First the similarities. Both scenes in which women are accused are set-ups. The elders lusted after Susanna and trapped her into choosing between sex with them or public shaming and death. The trial scene is dramatically and vividly eroticized. Only the appearance of a hero saves her.

The scribes and Pharisees claim the role of righteous judges but manage to be eyewitnesses to an adultery. They let the male partner escape but drag the woman before Jesus, who is teaching in the temple. In that public setting, their lurid accusations turn the crowd into a mob with stones ready to rain them down on the woman’s exposed flesh. Only men were allowed to carry this out, and the chance to do violence to an accused woman is as erotically charged as any lynching scene in the brutal history of American racism.

The heightened evil of this attempt to trap Jesus between the Law of Moses and his message of mercy is that the scribes and Pharisees deliberately use the woman as bait, disregarding her fate as inconsequential to their real plot to kill Jesus.

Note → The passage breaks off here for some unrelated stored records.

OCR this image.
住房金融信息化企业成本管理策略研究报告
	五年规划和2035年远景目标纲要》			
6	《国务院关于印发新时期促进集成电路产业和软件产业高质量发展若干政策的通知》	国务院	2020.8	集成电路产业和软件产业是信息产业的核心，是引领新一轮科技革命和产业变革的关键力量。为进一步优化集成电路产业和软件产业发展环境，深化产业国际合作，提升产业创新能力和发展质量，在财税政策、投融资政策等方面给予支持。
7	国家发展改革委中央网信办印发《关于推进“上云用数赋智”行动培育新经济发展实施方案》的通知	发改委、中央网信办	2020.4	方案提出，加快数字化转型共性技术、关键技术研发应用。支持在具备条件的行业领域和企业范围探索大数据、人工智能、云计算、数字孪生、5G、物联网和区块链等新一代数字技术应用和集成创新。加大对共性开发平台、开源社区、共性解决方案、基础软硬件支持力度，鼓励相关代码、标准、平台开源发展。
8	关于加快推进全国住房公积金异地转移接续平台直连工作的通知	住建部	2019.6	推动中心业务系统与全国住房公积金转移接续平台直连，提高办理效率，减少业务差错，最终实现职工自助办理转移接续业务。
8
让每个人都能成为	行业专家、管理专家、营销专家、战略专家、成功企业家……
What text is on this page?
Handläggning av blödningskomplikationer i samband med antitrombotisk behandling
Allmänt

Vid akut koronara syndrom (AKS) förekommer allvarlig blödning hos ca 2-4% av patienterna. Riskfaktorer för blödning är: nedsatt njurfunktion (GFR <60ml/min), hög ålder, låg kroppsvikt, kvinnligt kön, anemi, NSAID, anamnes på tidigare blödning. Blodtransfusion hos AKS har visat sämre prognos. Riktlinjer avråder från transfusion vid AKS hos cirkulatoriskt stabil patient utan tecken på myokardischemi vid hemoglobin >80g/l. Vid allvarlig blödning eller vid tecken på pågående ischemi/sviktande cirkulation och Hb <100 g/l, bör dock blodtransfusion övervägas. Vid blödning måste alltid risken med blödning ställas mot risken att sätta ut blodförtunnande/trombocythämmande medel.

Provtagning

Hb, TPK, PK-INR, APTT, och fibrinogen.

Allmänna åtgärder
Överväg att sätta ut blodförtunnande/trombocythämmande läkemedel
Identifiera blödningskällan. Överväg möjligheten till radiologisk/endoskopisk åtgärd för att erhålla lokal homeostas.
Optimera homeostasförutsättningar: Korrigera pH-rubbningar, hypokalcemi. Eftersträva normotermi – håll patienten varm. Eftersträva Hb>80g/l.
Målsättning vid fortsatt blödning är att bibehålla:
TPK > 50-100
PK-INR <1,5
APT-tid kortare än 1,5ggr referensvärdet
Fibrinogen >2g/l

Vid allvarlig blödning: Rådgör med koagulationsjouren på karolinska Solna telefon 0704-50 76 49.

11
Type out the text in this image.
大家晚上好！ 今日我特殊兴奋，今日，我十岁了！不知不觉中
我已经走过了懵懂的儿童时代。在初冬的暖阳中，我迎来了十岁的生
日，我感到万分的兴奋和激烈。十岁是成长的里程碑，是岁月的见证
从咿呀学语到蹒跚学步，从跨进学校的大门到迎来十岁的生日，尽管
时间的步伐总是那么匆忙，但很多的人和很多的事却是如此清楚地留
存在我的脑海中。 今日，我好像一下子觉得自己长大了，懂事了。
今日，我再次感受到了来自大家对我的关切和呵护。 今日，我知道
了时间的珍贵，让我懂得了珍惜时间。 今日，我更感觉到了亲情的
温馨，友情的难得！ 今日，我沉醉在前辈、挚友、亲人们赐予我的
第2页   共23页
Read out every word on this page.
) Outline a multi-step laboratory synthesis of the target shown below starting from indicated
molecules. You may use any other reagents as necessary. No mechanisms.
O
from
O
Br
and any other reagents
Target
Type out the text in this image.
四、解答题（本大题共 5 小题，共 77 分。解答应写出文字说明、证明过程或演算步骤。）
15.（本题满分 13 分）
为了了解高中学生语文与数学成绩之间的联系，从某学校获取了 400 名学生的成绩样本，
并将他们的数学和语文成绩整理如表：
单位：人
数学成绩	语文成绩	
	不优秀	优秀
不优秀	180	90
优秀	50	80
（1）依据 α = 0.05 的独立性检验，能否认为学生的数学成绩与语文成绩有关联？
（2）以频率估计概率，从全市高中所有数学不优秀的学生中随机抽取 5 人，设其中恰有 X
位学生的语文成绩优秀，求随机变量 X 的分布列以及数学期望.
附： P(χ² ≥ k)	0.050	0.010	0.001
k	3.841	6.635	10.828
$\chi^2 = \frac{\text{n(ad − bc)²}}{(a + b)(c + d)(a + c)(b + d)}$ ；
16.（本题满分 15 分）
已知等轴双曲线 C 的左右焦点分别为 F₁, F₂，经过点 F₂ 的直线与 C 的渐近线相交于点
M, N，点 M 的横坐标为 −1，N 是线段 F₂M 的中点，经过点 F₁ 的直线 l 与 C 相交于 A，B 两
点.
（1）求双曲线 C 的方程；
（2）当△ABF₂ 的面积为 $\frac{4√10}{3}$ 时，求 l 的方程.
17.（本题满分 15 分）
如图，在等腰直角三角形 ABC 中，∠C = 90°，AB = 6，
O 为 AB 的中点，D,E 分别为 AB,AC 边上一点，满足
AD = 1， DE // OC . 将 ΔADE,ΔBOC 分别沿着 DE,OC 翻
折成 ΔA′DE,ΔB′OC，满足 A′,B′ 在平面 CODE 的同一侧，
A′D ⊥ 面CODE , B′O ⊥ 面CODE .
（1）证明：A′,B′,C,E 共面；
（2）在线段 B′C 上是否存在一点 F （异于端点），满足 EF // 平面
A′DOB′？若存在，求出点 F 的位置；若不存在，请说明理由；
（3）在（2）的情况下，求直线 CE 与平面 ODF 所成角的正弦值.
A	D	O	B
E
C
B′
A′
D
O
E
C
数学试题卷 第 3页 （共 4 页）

The boy Daniel saves Susanna by cleverly unmasking the hypocrisy of the elders, leading to their executions. Jesus remains silent and forces the accusers to judge themselves and retreat in shame, while the woman is not judged at all and set free to “sin no more.” Jesus overlooks the deeper sinfulness of the scribes and Pharisees and sends them away to repent of both their lust and their murderous plotting.

Mercy triumphs with neither judgment nor violence to anyone, except Jesus himself. He continues his journey to the cross, the only truly innocent and holy figure in the story. Silent before his accusers, Jesus is fulfilling the role assigned to him in his desert sojourn by the Spirit, to be the Suffering Servant and the Lamb of God, sacrificed for the sins of the world.

Let stony hearts fall to the ground as we prepare ourselves for Holy Week. Once again, we will engage our annual sacred drama, witnessing Jesus’ triumphal entry into Jerusalem on Palm Sunday, then his Passion on Good Friday.  The weight of his cross will include our own sins, acknowledged or not, atoned or ignored. He will die for everyone, saints and sinners, to reveal the power of divine mercy, which alone can open history to a different destiny, transforming an old, tired creation into a New Creation, where love will make it easy to be good.